The unemployment rate, derived from a separate survey of households, was forecast to hold at 7.9%, according to the Bloomberg survey median. The decline reflected both a gain in employment and an increase in people leaving the labor force.
The participation rate, which indicates the share of working-age people in the labor force, dropped to 63.5%, matching the lowest since September 1981, from 63.6%.
Today’s report showed factories added 14,000 workers in February, compared with a projected 9,000 advance and following a 12,000 increase in the previous month.
Auto manufacturing, reflecting car and truck sales running close to the best pace in five years, may lead to more factory hiring in coming months. Chrysler Group LLC, the automaker majority owned by Fiat SpA, will invest about $374 million and add 1,250 positions at Indiana factories to boost output of eight- and nine-speed transmissions. Chief Executive Officer Sergio Marchionne disclosed the investment in February.

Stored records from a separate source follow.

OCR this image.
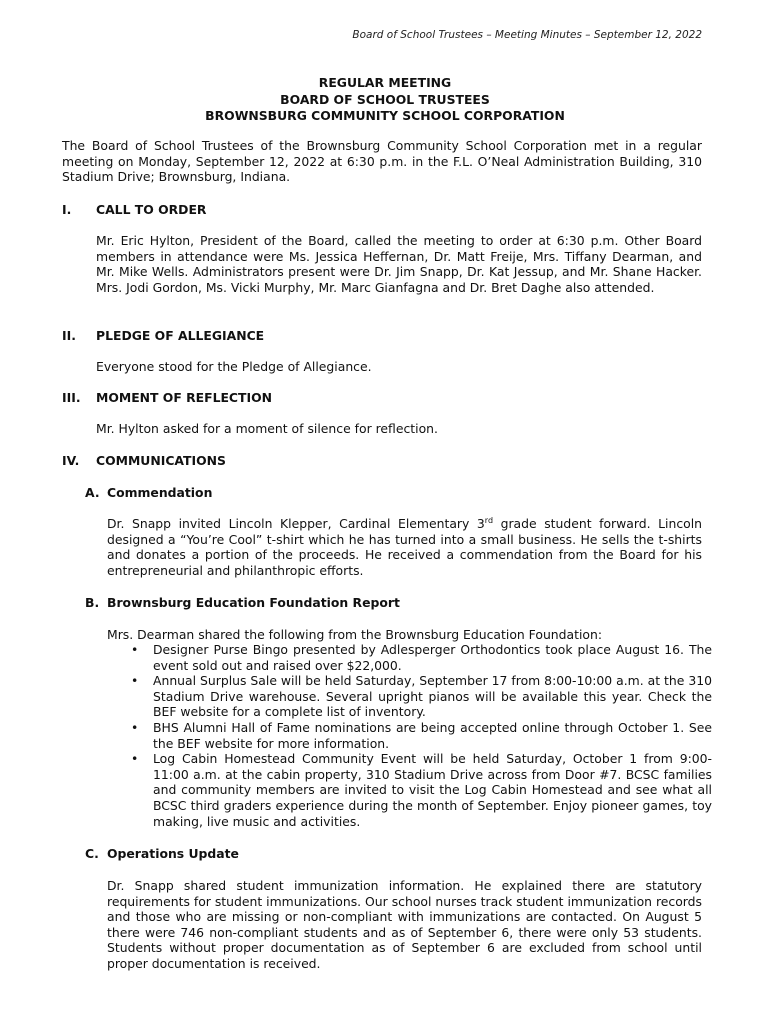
Board of School Trustees – Meeting Minutes – September 12, 2022
REGULAR MEETING
BOARD OF SCHOOL TRUSTEES
BROWNSBURG COMMUNITY SCHOOL CORPORATION
The Board of School Trustees of the Brownsburg Community School Corporation met in a regular meeting on Monday, September 12, 2022 at 6:30 p.m. in the F.L. O’Neal Administration Building, 310 Stadium Drive; Brownsburg, Indiana.
I. CALL TO ORDER
Mr. Eric Hylton, President of the Board, called the meeting to order at 6:30 p.m. Other Board members in attendance were Ms. Jessica Heffernan, Dr. Matt Freije, Mrs. Tiffany Dearman, and Mr. Mike Wells. Administrators present were Dr. Jim Snapp, Dr. Kat Jessup, and Mr. Shane Hacker. Mrs. Jodi Gordon, Ms. Vicki Murphy, Mr. Marc Gianfagna and Dr. Bret Daghe also attended.
II. PLEDGE OF ALLEGIANCE
Everyone stood for the Pledge of Allegiance.
III. MOMENT OF REFLECTION
Mr. Hylton asked for a moment of silence for reflection.
IV. COMMUNICATIONS
A. Commendation
Dr. Snapp invited Lincoln Klepper, Cardinal Elementary 3rd grade student forward. Lincoln designed a “You’re Cool” t-shirt which he has turned into a small business. He sells the t-shirts and donates a portion of the proceeds. He received a commendation from the Board for his entrepreneurial and philanthropic efforts.
B. Brownsburg Education Foundation Report
Mrs. Dearman shared the following from the Brownsburg Education Foundation:
• Designer Purse Bingo presented by Adlesperger Orthodontics took place August 16. The event sold out and raised over $22,000.
• Annual Surplus Sale will be held Saturday, September 17 from 8:00-10:00 a.m. at the 310 Stadium Drive warehouse. Several upright pianos will be available this year. Check the BEF website for a complete list of inventory.
• BHS Alumni Hall of Fame nominations are being accepted online through October 1. See the BEF website for more information.
• Log Cabin Homestead Community Event will be held Saturday, October 1 from 9:00-11:00 a.m. at the cabin property, 310 Stadium Drive across from Door #7. BCSC families and community members are invited to visit the Log Cabin Homestead and see what all BCSC third graders experience during the month of September. Enjoy pioneer games, toy making, live music and activities.
C. Operations Update
Dr. Snapp shared student immunization information. He explained there are statutory requirements for student immunizations. Our school nurses track student immunization records and those who are missing or non-compliant with immunizations are contacted. On August 5 there were 746 non-compliant students and as of September 6, there were only 53 students. Students without proper documentation as of September 6 are excluded from school until proper documentation is received.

Employment at private service-providers jumped 179,000 last month, today’s report showed. Construction companies added 48,000 workers, reflecting a 17,100 gain in payrolls at residential trade contractors. Retailers took on 23,700 employees.
A recovery in house prices and a need to increase the supply of homes for sale has stirred construction activity and benefited home-improvement retailers.
Home Depot Inc. said last month it plans to add more than 80,000 temporary employees ahead of its busiest season, about 14% more than a year ago, as the rebound spurs spending on remodeling and landscaping. Lowe’s Cos. said in January it would take on 45,000 seasonal workers, 13% more than a year earlier, and add 9,000 permanent employees.